Very little of ML actually operates that way.  More often algorithms start with a framework or basic structure known to be good for that problem and then use ML to tune the assumed parameters using a training set.  Essentially this is an optimization process.  This includes the paper you linked above, which starts with something very close to a transform codec and uses a GAN to optimize the parameters for that specific training set.

I would not be so confident to state that people have thought of all forms compression that are available, there will still be discoveries to be made and ML can speed that process.

Conversely, having taken several minutes to skim your paper, I can confidently state that it cannot think of forms of compression that people have not already developed.   Are you sure you actually understand the ideas you're describing?  Have you read (and understood) those papers?

A few relevant sites:

"20 minutes for ML to learn to drive a car":

That is a clickbait article that is sourced from a startup's press release.  That is not a real paper nor a real source, it is just some marketing material meant to impress investors.

Re: AI for audio compression?

Reply #13
The linked documents are an insight into the current progress in other fields, they do not directly relate to concepts in lossless audio compression.

I would not be so quick to dismiss the self learning ability from nothing, this is key I believe to efficiencies and discoveries in ai.

Re: AI for audio compression?

Reply #14
I would not be so quick to dismiss the self learning ability from nothing
I don't dismiss the ability to learn, but if we are close to the minimum file size, it is going to be a bit like hi-rez audio: yes you can measure a difference, no it is not relevant to the end-user.

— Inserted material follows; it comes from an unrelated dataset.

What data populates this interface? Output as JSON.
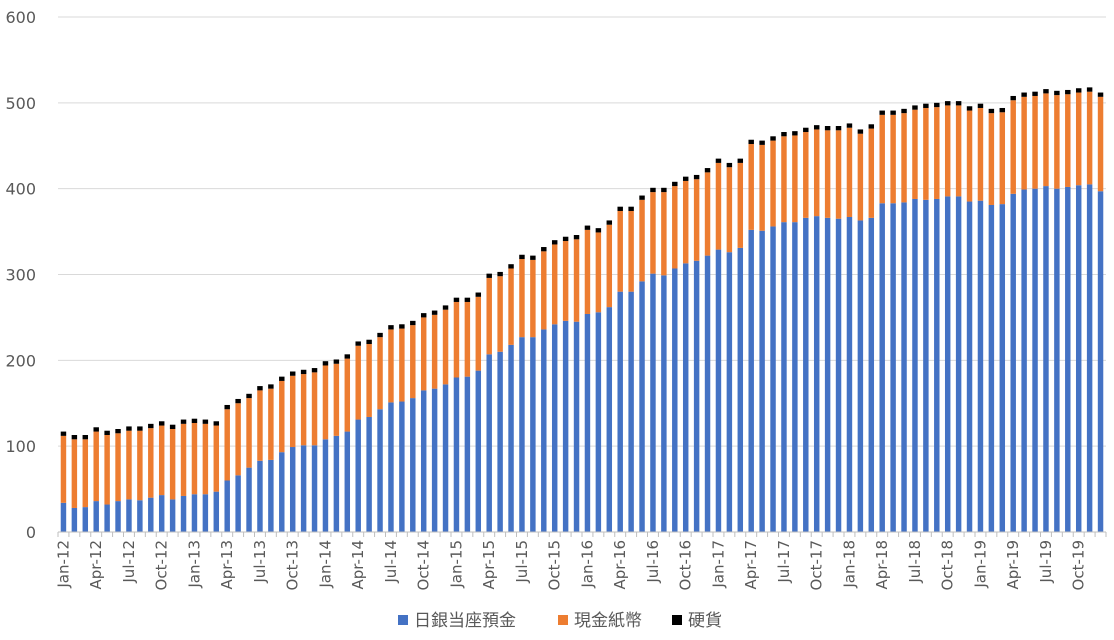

Re: AI for audio compression?

Reply #15
But hey, if I look beyond single-file streamable codecs:
Spoon might have a point on file-system level (cf. his attempt at the AudioSafe cloud storage project). Suppose you gather a helluvalotta users' files (all lossless of the same song, for the sake of the argument). Some might differ only in offsets or ripping single-frame ripping errors. Some might be the same mix, but differing in dither, and the second could be compressed down to 1/16th, say. Some might be a hi-rez version with the 15 MSBs more or less already covered - but might differ in sample rate. Some might differ in length (single files on compilation albums). Some remasters could be very much alike.